To state the obvious, we likely wouldn’t need to market extreme anti-technology travel experiences if our phone usage while travelling never toed the line of being problematic.
The Tulum Problem
The funny thing about destinations known for their “get away from it all and reconnect with yourself” mentality–Tulum and Bali come to mind–is that they can sometimes become the exact opposite. Destinations that tout connection with nature, wellness, meditation, and naturalism can become overrun with tourists with phones in hand. What begins as a place to leave it all behind becomes a place with ubiquitous free Wi-Fi and carefully thought-out photo locations. You’ll see throngs of people taking Instagram stories of the same beach and posing for the same photo while lines of tourists with smartphones in hand wait for their turn.

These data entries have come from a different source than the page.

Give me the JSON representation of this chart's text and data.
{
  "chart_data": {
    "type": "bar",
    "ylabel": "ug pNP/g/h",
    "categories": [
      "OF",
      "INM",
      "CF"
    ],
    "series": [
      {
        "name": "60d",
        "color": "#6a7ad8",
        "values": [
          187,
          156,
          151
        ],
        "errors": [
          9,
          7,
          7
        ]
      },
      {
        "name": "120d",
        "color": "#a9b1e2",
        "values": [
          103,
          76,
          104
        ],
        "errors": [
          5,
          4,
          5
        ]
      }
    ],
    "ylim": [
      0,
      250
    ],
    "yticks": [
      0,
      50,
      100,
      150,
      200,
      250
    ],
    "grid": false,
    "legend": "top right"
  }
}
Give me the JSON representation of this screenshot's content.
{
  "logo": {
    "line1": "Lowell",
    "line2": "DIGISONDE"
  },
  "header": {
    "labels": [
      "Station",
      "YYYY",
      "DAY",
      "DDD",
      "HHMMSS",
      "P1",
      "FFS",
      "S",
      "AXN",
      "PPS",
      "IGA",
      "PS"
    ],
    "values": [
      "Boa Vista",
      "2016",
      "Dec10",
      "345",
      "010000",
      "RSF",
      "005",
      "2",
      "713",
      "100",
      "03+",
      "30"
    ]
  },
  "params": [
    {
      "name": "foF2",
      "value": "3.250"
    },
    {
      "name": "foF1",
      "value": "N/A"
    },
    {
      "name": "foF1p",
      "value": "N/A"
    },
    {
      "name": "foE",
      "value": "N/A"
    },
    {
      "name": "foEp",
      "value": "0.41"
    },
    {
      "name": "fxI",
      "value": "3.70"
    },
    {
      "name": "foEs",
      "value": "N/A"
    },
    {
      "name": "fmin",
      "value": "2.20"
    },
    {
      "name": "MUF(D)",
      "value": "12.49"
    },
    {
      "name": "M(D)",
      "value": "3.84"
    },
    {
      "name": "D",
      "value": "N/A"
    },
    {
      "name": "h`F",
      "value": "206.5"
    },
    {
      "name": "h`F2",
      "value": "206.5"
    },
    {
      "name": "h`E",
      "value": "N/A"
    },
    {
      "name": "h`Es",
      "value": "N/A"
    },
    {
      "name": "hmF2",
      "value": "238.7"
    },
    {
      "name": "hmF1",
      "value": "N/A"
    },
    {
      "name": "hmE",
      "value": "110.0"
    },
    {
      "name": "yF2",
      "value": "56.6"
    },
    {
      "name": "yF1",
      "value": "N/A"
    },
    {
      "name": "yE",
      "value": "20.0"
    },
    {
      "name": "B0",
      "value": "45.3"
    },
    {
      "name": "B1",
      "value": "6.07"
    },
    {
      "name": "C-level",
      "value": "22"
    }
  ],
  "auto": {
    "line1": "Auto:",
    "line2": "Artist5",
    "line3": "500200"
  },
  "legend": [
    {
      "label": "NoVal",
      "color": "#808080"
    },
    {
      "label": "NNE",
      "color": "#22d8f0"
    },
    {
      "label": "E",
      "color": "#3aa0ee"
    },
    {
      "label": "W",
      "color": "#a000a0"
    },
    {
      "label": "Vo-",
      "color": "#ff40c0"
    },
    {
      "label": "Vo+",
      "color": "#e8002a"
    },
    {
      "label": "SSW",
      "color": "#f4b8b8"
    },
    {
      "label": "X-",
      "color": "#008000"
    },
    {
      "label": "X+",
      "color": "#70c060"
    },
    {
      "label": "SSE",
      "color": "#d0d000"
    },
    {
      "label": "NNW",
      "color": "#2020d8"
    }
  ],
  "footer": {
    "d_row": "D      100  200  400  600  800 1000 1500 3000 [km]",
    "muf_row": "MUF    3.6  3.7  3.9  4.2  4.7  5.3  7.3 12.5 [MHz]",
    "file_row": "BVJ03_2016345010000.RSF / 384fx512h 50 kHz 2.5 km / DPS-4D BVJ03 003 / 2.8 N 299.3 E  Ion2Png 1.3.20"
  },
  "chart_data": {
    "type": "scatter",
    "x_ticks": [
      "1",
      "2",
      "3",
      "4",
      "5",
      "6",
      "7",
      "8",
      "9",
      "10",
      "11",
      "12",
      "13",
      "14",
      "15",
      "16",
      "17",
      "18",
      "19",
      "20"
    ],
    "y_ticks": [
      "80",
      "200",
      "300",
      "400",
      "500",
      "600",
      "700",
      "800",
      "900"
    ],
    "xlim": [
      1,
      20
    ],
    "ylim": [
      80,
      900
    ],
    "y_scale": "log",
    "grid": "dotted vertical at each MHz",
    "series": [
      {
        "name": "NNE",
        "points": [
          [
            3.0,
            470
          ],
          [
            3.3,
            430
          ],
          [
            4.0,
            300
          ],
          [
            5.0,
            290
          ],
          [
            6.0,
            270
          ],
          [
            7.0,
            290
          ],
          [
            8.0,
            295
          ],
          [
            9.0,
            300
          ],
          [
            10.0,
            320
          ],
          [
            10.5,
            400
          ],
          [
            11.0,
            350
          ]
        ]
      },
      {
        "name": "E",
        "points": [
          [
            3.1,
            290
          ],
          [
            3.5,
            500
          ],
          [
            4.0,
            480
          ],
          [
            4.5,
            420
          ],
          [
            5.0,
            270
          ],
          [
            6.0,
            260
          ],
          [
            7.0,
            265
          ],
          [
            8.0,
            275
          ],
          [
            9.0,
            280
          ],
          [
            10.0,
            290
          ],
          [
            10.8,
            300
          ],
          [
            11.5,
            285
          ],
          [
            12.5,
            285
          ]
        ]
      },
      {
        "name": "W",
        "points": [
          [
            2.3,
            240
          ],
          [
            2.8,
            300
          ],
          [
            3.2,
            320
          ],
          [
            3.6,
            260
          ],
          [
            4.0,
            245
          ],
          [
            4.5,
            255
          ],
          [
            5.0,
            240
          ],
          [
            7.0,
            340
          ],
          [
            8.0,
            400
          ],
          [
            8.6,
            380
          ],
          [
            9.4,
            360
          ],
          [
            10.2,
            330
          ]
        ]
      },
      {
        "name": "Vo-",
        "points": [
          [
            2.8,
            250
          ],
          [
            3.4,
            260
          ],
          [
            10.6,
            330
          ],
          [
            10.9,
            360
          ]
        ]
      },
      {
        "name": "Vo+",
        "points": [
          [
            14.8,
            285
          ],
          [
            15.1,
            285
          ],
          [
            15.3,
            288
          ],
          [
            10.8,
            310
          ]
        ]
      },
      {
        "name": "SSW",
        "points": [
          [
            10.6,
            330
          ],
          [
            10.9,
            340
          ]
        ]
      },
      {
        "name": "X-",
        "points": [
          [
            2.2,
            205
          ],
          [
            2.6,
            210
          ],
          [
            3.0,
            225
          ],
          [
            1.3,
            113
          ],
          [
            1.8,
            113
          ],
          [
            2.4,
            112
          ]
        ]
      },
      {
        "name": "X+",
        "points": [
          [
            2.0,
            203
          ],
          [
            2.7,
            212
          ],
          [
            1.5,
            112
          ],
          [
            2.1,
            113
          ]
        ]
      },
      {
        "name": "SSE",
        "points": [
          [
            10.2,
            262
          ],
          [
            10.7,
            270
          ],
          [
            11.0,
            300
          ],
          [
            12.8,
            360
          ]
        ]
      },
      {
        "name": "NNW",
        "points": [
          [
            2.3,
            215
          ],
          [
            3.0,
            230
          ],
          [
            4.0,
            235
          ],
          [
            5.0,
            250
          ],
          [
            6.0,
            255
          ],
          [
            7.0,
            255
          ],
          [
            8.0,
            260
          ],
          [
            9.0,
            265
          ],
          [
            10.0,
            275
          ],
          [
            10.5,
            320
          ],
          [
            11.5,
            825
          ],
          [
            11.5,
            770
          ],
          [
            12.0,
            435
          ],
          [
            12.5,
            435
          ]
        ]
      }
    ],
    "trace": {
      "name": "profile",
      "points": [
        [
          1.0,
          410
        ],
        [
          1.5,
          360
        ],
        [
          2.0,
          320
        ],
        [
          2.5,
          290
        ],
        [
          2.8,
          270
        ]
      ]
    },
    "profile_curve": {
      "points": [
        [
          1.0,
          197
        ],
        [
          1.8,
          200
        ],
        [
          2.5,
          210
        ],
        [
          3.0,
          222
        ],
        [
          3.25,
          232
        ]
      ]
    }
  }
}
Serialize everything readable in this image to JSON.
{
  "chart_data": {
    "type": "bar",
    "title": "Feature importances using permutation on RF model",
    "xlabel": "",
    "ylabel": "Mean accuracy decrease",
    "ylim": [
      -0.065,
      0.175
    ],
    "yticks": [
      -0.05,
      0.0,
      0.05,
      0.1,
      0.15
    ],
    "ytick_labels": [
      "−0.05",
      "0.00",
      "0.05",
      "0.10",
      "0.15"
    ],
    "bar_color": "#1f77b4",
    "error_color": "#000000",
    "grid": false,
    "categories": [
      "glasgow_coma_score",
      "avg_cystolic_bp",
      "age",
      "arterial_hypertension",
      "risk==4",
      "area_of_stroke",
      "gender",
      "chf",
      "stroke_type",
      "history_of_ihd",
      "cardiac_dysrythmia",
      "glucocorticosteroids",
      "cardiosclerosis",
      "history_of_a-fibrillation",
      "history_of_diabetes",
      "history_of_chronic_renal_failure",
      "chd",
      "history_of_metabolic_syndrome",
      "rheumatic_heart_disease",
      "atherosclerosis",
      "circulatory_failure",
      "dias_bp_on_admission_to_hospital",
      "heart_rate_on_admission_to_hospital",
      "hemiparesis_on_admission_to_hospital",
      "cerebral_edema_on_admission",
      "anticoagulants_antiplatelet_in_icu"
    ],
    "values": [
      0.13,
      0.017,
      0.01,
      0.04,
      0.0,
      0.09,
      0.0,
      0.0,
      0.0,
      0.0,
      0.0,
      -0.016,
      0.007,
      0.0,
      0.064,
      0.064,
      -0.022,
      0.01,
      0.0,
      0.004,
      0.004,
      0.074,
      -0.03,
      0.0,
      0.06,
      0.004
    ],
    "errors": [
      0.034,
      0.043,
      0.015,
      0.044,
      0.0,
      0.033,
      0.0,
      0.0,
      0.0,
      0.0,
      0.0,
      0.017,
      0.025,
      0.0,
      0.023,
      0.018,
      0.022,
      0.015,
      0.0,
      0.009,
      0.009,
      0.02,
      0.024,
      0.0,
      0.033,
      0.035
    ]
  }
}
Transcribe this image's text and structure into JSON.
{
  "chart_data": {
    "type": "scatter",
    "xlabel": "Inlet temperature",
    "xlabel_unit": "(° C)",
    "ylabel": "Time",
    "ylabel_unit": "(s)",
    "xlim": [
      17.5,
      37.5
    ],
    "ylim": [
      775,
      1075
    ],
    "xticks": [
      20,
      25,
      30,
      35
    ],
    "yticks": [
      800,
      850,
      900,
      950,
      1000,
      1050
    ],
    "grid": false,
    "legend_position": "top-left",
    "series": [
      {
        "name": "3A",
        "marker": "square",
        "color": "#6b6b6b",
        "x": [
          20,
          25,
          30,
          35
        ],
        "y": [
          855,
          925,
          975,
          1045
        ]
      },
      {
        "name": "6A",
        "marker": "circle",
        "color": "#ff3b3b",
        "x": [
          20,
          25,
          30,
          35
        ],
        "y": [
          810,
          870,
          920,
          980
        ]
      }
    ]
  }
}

Wanting to capture a beautiful moment isn’t inherently bad. When does having your phone in your hand actually start to negatively impact your experiences?
The Pressure to Post
There’s nothing inherently wrong with wanting to share your special experiences. We’ve filled our own camera rolls with “touristy” spots and posted them everywhere–not here to judge! Capturing your adventures is one of the only surefire ways you’ll be able to relive them after your plane lands back home, and it’s the best way you can share them with the people who care about you. “Hey Mom, look, I visited the town your grandparents were born in, and this was their house!” We can’t deny that phones make saving those instances as easy as it gets.
So, when does looking through the viewfinder start to take away from seeing the view with your own eyes?
The pressure to post might be the line. Among many travellers, the desire to create a curated travel experience just for social media is a real factor in their phone usage. The gorgeous background, the candid-looking pose, the careful angling of the camera to make it seem like you were the only one there… Capturing moments on our adventures is one of the best ways we can save those moments to appreciate later on, but they can become less about saving the moment as it was and more about creating an inauthentic representation of our experiences for the eyes of our followers.
The Catch of Curated Moments
If you find yourself creating inauthentic moments just for the sake of photos, consider whether you’re truly immersed in what you’re doing. If the answer is yes, and you just want a nice photo, that’s not problematic whatsoever. If you find yourself anxious about taking the right photos or sharing the right content to your stories, or you find you can’t fully appreciate where you are or what you’re doing because you’re trying to evaluate it from the eyes of your followers, take pause.
The pressure to capture, post, and share in a way that’s just right shouldn’t detract from the actual feeling of being there. Stop flipping through filters. Stop pressing the shutter button. Stop re-taking your boomerang. Snap the photo, take the video, and try to appreciate the moment for what it authentically is. Save it for yourself, or if you want to share it, do it without the pressure of making it seem perfect.